Dans ce parloir, Agnès de Langeac et Jean-Jacques Olier se rencontrèrent pour la première fois.

L’influence de Mère Agnès de Langeac, ainsi qu’elle fut connue, sur le père OLIER a été profonde. Elle l’a grandement encouragé dans sa vocation de prêtre. Il la considérait comme sa « mère spirituelle » et leur correspondance témoigne de cette relation proche, aussi brève fut-elle. Elle a encouragé M. OLIER dans son zèle apostolique, mais elle lui a aussi rappelé la souffrance qui vient avec le fait d’être disciple.

Elle lui donna un magnifique crucifix, qui fut plus tard perdu ou volé, mais remplacé par les Sœurs dominicaines par une copie exacte. Elle lui souhaita de « nombreuses croix » à porter dans sa vie. Ses mots furent prophétiques, car M. OLIER a enduré de nombreuses épreuves et tribulations au cours de sa vie et de son ministère.

Mère Agnès est morte le 19 octobre 1634 à l’âge de 31 ans. Son héritage –la promotion des vocations sacerdotales-, cependant, se transmet dans ce même couvent dominicain de Sainte Catherine où elle a vécu. Les sœurs consacrent maintenant leur vie à prier pour les prêtres et, en particulier, pour les Sulpiciens qui ont pour ministère la formation initiale et permanente des prêtres. La prieure actuelle est sœur Christiane-Dominique op, et les Sulpiciens restent éternellement reconnaissants à toutes les sœurs pour leurs prières et leur soutien.
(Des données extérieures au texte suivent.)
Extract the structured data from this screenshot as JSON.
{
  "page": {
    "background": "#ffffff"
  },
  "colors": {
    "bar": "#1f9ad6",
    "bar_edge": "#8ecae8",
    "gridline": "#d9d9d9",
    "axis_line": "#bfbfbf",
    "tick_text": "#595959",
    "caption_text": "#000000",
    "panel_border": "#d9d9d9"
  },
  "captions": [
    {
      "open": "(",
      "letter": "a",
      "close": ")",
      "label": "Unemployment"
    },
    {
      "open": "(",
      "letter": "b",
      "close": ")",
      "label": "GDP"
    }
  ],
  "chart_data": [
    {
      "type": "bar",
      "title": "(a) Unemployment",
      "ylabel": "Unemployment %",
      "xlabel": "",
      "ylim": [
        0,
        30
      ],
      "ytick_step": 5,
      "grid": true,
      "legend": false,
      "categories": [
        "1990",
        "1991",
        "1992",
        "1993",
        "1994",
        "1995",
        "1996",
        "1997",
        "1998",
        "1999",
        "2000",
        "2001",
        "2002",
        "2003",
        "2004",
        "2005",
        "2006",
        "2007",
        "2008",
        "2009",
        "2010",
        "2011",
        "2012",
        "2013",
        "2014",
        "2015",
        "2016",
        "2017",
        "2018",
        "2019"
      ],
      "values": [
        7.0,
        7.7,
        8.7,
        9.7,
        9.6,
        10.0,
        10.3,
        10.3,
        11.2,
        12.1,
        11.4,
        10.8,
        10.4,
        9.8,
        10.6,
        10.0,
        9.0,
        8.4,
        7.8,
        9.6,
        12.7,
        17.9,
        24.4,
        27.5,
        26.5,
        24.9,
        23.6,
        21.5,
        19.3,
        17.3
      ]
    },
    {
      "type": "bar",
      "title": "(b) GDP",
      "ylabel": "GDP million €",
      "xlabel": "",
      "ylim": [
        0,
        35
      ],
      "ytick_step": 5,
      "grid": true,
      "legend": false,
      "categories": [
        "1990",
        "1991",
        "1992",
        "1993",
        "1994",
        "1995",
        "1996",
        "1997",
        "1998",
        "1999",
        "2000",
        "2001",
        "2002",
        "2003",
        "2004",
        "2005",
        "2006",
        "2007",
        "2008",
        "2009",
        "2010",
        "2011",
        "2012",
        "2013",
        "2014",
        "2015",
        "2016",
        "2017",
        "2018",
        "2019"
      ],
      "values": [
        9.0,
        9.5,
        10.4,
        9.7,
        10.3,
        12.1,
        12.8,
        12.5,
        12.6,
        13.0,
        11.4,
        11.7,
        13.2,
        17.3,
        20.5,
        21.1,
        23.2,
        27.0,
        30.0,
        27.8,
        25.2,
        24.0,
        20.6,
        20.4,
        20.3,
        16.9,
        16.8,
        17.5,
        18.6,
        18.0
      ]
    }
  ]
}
Soeur Christiane-Dominique op, prieure du couvent de Langeac

Le pape Jean-Paul II a béatifié Mère Agnès le 20 novembre 1994 et elle est devenue en France la « mère spirituelle des séminaires ». Dans le calendrier liturgique sulpicien, sa fête est célébrée le 19 octobre, avec la collecte du jour suivante :

[*Dieu qui es Bon et Tout-Puissant, Tu as donné à la Bienheureuse Agnès de Jésus une grande compassion pour les pauvres et le souci de la formation des prêtres. Accorde-nous, par son intercession, d’accueillir avec une Foi vivante le Christ Crucifié et de Le faire connaître pour le salut de tous les hommes. Lui qui règne pour les siècles des siècles. Amen.*]

Il existe d’autres publications sur Mère Agnès :

S. Marie DE LA TRINITÉ, op. Agnès de Langeac : moniale dominicaine, mère spirituelle de J.-J. Olier 1602-1634. 2nde éd. ; Langeac, 2001.

Arnaud BOYRE, Grand Mémoire sur Agnès de Langeac. Arfuyen, 2004.

Agnès de Langeac : Le souci de la vie et ses commencements. Actes du colloque de Langeac du 15 au 17 octobre 2004. Paris, Cerf, 2006.